Le rachat de Rollins Publications, également éditeur des revues XXI et 6 Mois, par les éditions du Seuil et La Revue dessinée, n’a pas permis de sauver ces postes. Certains travaillaient pour XXI ou 6 Mois et subissent les conséquences d’un projet qui ne les concernaient pas, d’autres ont cru dans le projet Ebdo jusqu’à quitter des postes stables pour le rejoindre et se retrouvent aujourd’hui sans emploi”, précisent dans un communiqué les anciens de Rollins Publications.

“Vraiment” : 15 journalistes congédiés

“Pour beaucoup, la fin de Vraiment a été dure à encaisser”, constate Jules Lavie, cofondateur de l’hebdomadaire, joint par franceinfo. Le 9 mai, quelques semaines après l’échec de son concurrent Ebdo, son acolyte Julien Mendez, annonçait que le huitième numéro de Vraiment, serait le dernier. 
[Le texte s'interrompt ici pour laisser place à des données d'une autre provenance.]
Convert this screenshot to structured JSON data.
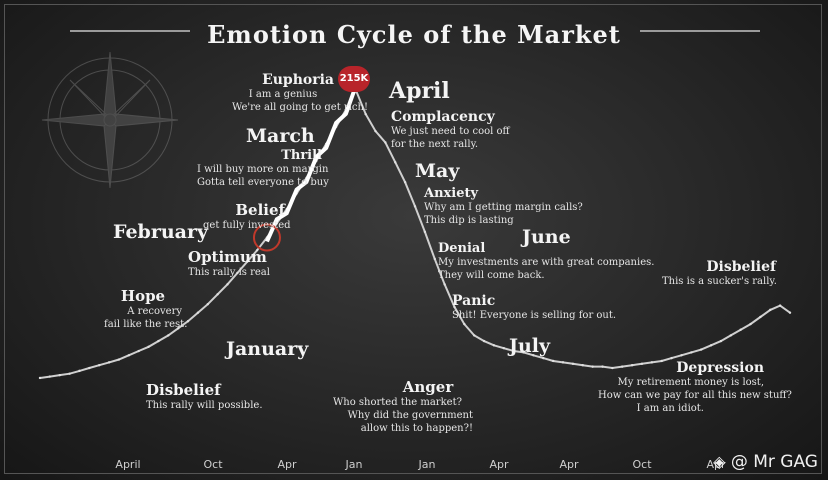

“Il a fallu digérer l’échec : on avait mis tous nos espoirs dedans”  se désole Jules Lavie. Les causes de cet arrêt soudain ? “On a considéré Julien [Mendez] et moi que nos chiffres étaient tellement mauvais que notre objectif n’était pas atteignable” explique le directeur de la publication à franceinfo. Si le premier numéro avait atteint les 18 000 exemplaires vendus, les suivants plafonnaient à 5 000 exemplaires, selon les informations du JDD.

Conséquence : 23 salariés, tous en CDI, ont été licenciés, dont 15 journalistes. “Ils cherchent tous du travail, d’autres attendent la fin de l’été. Ça dépend des situations financières de chacun”, explique Jules Lavie, précisant qu’il ne “regrette absolument pas d’avoir lancé Vraiment“. 

Même connaissant l’issue, je le referais. C’était une aventure géniale.Jules Lavieà franceinfo

Buzzfeed : 14 journalistes à la porte

“On est sous le choc, on ne travaille plus depuis ce matin 10 heures et on ne sait pas trop comment va se passer la suite.” Jeudi 7 juin, un journaliste de Buzzfeed fait part de sa sidération à franceinfo après l’annonce du licenciement prochain des 14 employés de la rédaction française. Une décision “brutale et complètement inattendue” pour Stéphane Jourdain, le rédacteur en chef adjoint de Buzzfeed en France.

Scott Lamb, le patron du site américain, invoque des raisons financières. D’après Le Monde, à la fin de l’année, Buzzfeed “avait déjà licencié 20 personnes au Royaume-Uni et 100 aux Etats-Unis (soit 8% de ses effectifs)”. Selon le quotidien du soir, ce site 100% gratuit et dépendant de ses revenus publicitaires aurait notamment pâti du changement d’algorithme de Facebook, qui favorise les messages publiés par des “amis”.

Lancé en 2013, le pure-player était connu pour ses quiz et ses articles de divertissement, mais sa rédaction avait également révélé de nombreuses informations, comme, encore récemment, les pratiques discriminatoires d’un prestigieux restaurant parisien.